Critique : 120 battements par minute de Robin Campillo

Par Cinephiliacr
Dans la France de Mitterand, au coeur des années 90, le groupe militant Act Up Paris, se bat chaque jour pour que la prévention contre le sida ne soit plus un sujet tabou. L'association n'hésite pas à mettre la pression aux groupes pharmaceutiques pour la mise sur le marché des nouveaux médicaments, ou à faire de grandes actions publiques, parfois jugée violentes. Au sein de ce groupe, arrive Nathan qui se met en relation avec Sean, un activiste très impliqué.

Des torrents de larmes, d'émotions, de rires et aussi pas mal de haine. Ce film est un bouillon d'émotions à l'état pur. Robin Campillo présente ici son troisième long-métrage à Cannes, après Eastern Boys sorti en 2014 et pour lequel il obtient le César de la meilleure adaptation. Le réalisateur est également un scénariste de talent, qui en plus d'écrire ses propres longs-métrages, écrit ceux de Laurent Cantet, le réalisateur de Entre les murs, palme d'or en 2008.

120 battements par minute, est un film dramatique, profondément humain, mais surtout nécessaire. Si l'action se passe il y a un peu plus d'une vingtaine d'années, le film nous confronte aux souffrances d'une maladie toujours incurable, et aux sujets sensibles qu'une société tente toujours d'éviter. Mais 120 battements par minutes, nous offre aussi une histoire d'amour, des aventures d'un soir, des combats et des luttes pour des causes justes.

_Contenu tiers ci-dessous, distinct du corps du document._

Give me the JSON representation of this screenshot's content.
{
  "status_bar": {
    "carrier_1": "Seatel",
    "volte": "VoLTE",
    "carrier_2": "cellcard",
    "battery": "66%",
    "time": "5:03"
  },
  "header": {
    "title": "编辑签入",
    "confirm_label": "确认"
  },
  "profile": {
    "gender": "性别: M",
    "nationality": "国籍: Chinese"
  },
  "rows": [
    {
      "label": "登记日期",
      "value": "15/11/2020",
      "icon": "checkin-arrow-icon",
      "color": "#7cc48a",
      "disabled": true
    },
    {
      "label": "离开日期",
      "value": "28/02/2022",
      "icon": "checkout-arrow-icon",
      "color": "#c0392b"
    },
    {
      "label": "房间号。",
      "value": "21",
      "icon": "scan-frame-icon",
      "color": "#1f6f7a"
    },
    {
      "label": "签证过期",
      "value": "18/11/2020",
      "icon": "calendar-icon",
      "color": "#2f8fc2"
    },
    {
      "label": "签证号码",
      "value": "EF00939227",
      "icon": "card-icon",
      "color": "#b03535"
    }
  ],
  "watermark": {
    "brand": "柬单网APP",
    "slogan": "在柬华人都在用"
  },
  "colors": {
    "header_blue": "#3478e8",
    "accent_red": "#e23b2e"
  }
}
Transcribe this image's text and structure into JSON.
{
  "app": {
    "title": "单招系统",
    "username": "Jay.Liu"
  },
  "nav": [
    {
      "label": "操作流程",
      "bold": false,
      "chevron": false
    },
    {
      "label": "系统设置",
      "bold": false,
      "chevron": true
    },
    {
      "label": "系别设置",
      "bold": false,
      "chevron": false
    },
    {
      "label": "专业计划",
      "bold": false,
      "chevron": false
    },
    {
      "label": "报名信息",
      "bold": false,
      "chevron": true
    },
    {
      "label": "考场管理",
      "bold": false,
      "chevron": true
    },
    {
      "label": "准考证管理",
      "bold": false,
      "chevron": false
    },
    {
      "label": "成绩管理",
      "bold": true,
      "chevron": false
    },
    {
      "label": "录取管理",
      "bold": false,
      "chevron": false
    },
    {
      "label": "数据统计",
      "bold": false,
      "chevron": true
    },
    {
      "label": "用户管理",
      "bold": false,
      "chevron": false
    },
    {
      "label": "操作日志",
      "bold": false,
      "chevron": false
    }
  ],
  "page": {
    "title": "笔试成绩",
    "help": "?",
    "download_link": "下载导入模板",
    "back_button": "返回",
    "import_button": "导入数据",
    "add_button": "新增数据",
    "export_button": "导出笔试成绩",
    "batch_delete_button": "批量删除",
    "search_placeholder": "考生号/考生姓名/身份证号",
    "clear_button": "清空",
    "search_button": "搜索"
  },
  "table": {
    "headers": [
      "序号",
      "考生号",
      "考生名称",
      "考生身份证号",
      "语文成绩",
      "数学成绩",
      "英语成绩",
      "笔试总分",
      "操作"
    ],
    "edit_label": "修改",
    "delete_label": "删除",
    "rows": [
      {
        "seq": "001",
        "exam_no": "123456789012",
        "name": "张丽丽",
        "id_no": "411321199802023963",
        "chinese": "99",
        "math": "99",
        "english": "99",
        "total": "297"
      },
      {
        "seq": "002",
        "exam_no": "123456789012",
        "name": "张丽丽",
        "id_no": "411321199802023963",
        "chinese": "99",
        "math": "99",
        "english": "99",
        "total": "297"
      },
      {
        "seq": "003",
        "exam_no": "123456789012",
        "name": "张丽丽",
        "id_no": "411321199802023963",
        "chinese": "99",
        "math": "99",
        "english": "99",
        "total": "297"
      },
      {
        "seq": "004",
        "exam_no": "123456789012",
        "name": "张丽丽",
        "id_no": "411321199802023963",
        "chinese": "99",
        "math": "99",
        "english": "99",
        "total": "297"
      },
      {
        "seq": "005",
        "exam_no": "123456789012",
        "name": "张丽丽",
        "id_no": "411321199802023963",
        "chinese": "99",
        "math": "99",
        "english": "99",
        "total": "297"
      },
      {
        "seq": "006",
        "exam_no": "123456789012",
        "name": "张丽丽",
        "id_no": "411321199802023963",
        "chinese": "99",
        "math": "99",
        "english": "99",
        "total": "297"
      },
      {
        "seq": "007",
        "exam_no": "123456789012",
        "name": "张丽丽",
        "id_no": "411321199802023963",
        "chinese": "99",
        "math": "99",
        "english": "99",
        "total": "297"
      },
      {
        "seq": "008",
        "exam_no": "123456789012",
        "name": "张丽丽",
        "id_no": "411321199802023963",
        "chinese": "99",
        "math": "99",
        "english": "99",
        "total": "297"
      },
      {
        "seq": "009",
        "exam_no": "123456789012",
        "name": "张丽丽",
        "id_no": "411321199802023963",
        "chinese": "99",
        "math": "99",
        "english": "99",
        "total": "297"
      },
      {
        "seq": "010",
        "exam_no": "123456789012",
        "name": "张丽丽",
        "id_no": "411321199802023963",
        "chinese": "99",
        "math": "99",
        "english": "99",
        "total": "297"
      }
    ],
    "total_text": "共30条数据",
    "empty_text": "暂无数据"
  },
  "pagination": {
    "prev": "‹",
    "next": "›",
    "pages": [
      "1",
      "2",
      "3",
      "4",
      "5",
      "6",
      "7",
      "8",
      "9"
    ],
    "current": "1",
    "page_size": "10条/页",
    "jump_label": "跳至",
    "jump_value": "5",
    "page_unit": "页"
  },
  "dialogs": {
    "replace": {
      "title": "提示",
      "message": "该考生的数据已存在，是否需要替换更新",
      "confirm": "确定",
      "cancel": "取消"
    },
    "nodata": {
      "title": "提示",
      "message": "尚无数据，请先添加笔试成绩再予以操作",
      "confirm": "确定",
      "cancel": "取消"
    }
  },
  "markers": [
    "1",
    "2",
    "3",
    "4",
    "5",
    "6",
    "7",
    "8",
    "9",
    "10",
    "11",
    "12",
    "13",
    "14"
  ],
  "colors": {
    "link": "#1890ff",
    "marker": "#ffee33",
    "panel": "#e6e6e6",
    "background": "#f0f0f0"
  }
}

Narrativement, nous sommes sur une chronologie classique, l'action se déroule plusieurs mois, avec l'entremêlement de plusieurs axes narratifs. Au départ nous sommes proches du groupe, d'Act Up dans son ensemble, avec bien sûr, quelques personnages phares, dont celui d'Adèle Haenel ou de Nahuel Pérez Biscayart. Nous nous imprégnons des objectifs d'Act Up, permettant à ceux qui ne seraient pas familiers avec les actions de ce groupe d'activistes, de comprendre à la fois le contexte politique de l'époque, et de comprendre les tenants et les aboutissants des différents personnages. Puis dans un deuxième temps, nous nous rapprochons du " nouveau venu " Nathan, interprété par Arnaud Valois et de sa relation avec Sean. Sachant que la maladie de Sean est à un stade avancé, la relation a une teinte éphémère qui la rend d'autan plus prenante.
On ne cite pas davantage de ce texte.